Fifty-eight people across the United States and Canada have likely become ill from a strain of E. coli bacteria and Canadian officials are advising people to refrain from eating the leafy green until further notice, an article on the Consumer Reports website says.
On Thursday, Dec. 28, the Centers for Disease Control and Prevention said that 17 illnesses from E. coli infection had been reported in 13 different states: California, Connecticut, Illinois, Indiana, Michigan, Nebraska, New Hampshire, New York, Ohio, Pennsylvania, Virginia, Vermont and Washington.
Five people have been hospitalized in the U.S. and one has died, the Consumer Reports article said.
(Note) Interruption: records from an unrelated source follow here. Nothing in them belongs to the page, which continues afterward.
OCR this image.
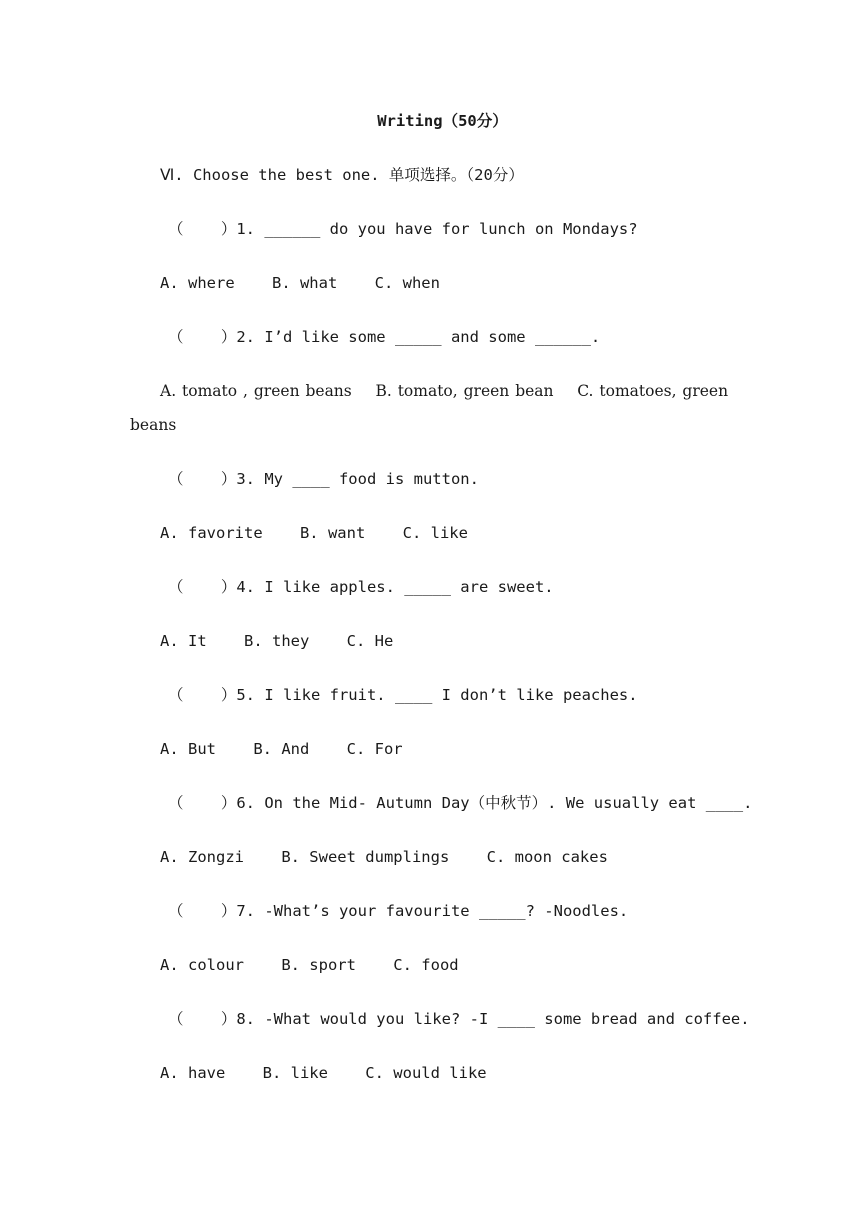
Writing（50分）
Ⅵ. Choose the best one. 单项选择。（20分）
（    ）1. ______ do you have for lunch on Mondays?
A. where    B. what    C. when
（    ）2. I’d like some _____ and some ______.
A. tomato , green beans    B. tomato, green bean    C. tomatoes, green
beans
（    ）3. My ____ food is mutton.
A. favorite    B. want    C. like
（    ）4. I like apples. _____ are sweet.
A. It    B. they    C. He
（    ）5. I like fruit. ____ I don’t like peaches.
A. But    B. And    C. For
（    ）6. On the Mid- Autumn Day（中秋节）. We usually eat ____.
A. Zongzi    B. Sweet dumplings    C. moon cakes
（    ）7. -What’s your favourite _____? -Noodles.
A. colour    B. sport    C. food
（    ）8. -What would you like? -I ____ some bread and coffee.
A. have    B. like    C. would like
Canadian officials are confident that romaine lettuce is at the root of the outbreak and are recommending that people avoid it for the time being. U.S. officials have yet to determine that the outbreak has to do with any specific food.
“Because we have not identified a source of the infections, CDC is unable to recommend whether U.S. residents should avoid a particular food. This investigation is ongoing, and more information will be released as it becomes available,” the agency said in a statement.
“The FDA should follow the lead of the Canadian government and immediately warn the public about this risk,“ Jean Halloran, Director of Food Policy Initiatives at Consumers Union, told Consumer Reports. “The available data strongly suggest that romaine lettuce is the source of the U.S. outbreak," she says. "If so, and people aren’t warned, more may get sick.”
E. coli bacteria infection can cause severe stomach cramps, bloody diarrhea and vomiting. Symptoms can appear anywhere from one to 10 days after eating the food, and the CDC recommends seeing a doctor if you have a high fever, bloody stool, or severe vomiting, or if diarrhea lasts longer than three days.